The first act of this production moves at a good clip and generally provides the expositional glimpses we need into McCandless past and present life. Yes, some transitions are bumpy, but these are minor hiccups in an otherwise smooth opening act that nearly wins on its irresistible score alone.
The second act, though, is where the audience can start to feel lost in a blizzard. Things begin with a bang, via Ryan’s invigorating rendition of “Alaska,” followed by “Satellites,” a tender number that unpacks a bit more of Chris’ troubled relationship with his dad. Yet while the nature of this father-son disconnect feels like a crucially important puzzle piece – for it appears to be a primary driver of Chris’ doomed, foolhardy mission – it still remains a bit murky by show’s end. Yes, there’s passing mention of his father being married to his first wife still when Chris was born, and that another child was born to Walt’s first wife following Chris’ birth, but it’s passed over so quickly that it fails to land or have sufficient impact.
More broadly, the show’s creators have a far tougher chapter of McCandless’ story to dramatize in the show’s second act – depicting one isolated young man’s collision course with starvation and death – so it’s not surprising that that’s where the bulk of the work still needs to be done. To solve the inherent problem of depicting McCandless alone on stage (and thus making Ryan sing song after song) for an entire act, friends he’s met on the road, as well as his parents and his younger self, appear as they enter his thoughts.
But the pacing gets stilted nonetheless – the show runs two hours and forty-five minutes – and things take a confusing turn when a photographer stumbles upon Chris’ bus, followed by a ranger who wanders onto the stage and calls in a decomposing body on the bus, and then we learn that the photographer was lost in the same stretch of wilderness years before (we suddenly see him shoot himself), and then Chris sings a number with his younger self (perhaps the score’s sole less-than-fabulous song/number, “The Climb”) as the show arrives at its end/epilogue. So after the show has turned inward on Chris for much of the second act, things suddenly shift to the external; and because what’s real and what’s not is deliberately cloudy, the audience spends more time figuring out the storytelling than staying engrossed in the tale itself.

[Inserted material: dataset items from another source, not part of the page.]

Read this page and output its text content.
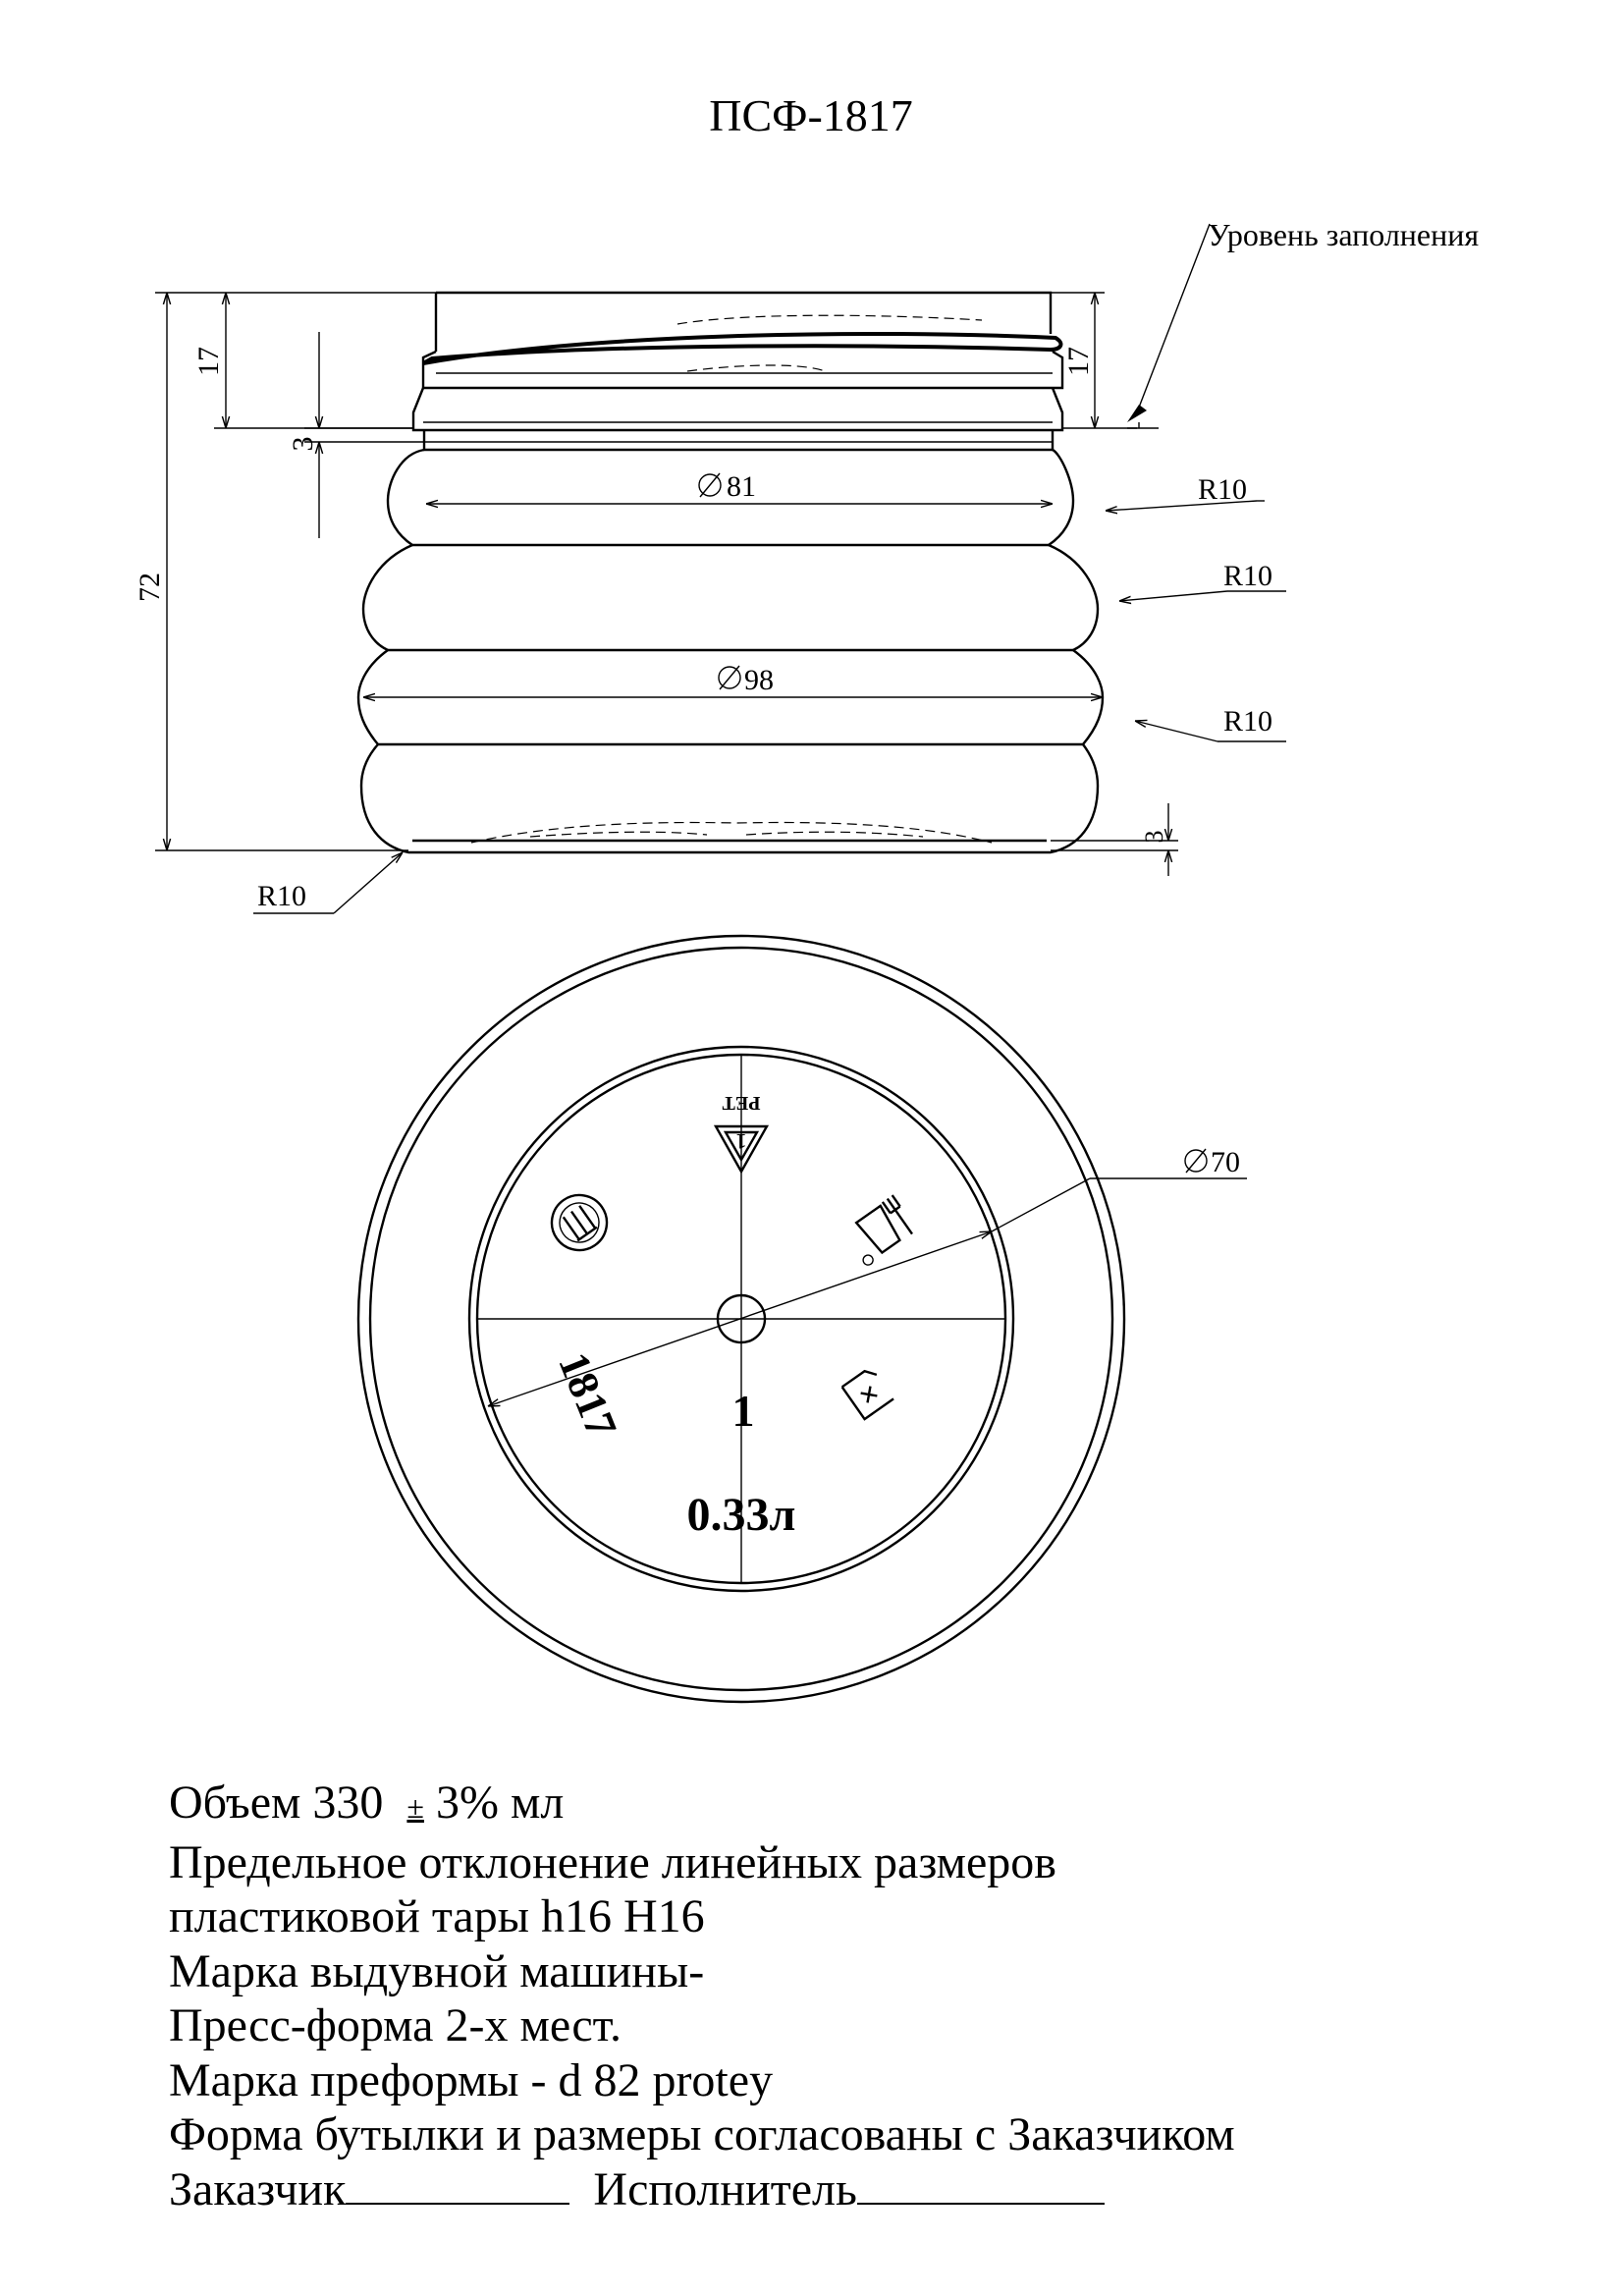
ПСФ-1817
81
98
17
3
72
17
Уровень заполнения
R10
R10
R10
R10
3
70
1
PET
1817 1
0.33л
Объем 330 ± 3% мл
Предельное отклонение линейных размеров
пластиковой тары h16 H16
Марка выдувной машины-
Пресс-форма 2-х мест.
Марка преформы - d 82 protey
Форма бутылки и размеры согласованы с Заказчиком
Заказчик	Исполнитель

So Allard and Tsakalakos will likely, as they take feedback from this first full production of “Wild,” have to kill a few of their darlings in the second act, painful though that may be. Martin’s performance of “Forgiveness” offered a gorgeous moment of reflection, as did Alexandra Reynolds’ “Happiness” (which also came close to answering questions I had about McCandless’ opportunities for romantic love and/or sex during his vagabond days). “Teklanika” – wherein McCandless tries to return from the trail but finds the snowmelt has made the river impassable – is second act’s fiercest moment of clarity and no return, so that must stay.
Yes, tough decisions lie ahead for the show’s creators. Prudent trimming, and an eagle-eyed re-thinking of the final scenes/numbers, will likely give “Into the Wild” a decent shot at making it to Broadway, which I’d love to see. For while I may feel conflicted about McCandless’ enduring legacy as a cult hero, I’m absolutely clear about my desire to see this show make it.
And it’s only partly because I really, really want this cast recording thing to happen.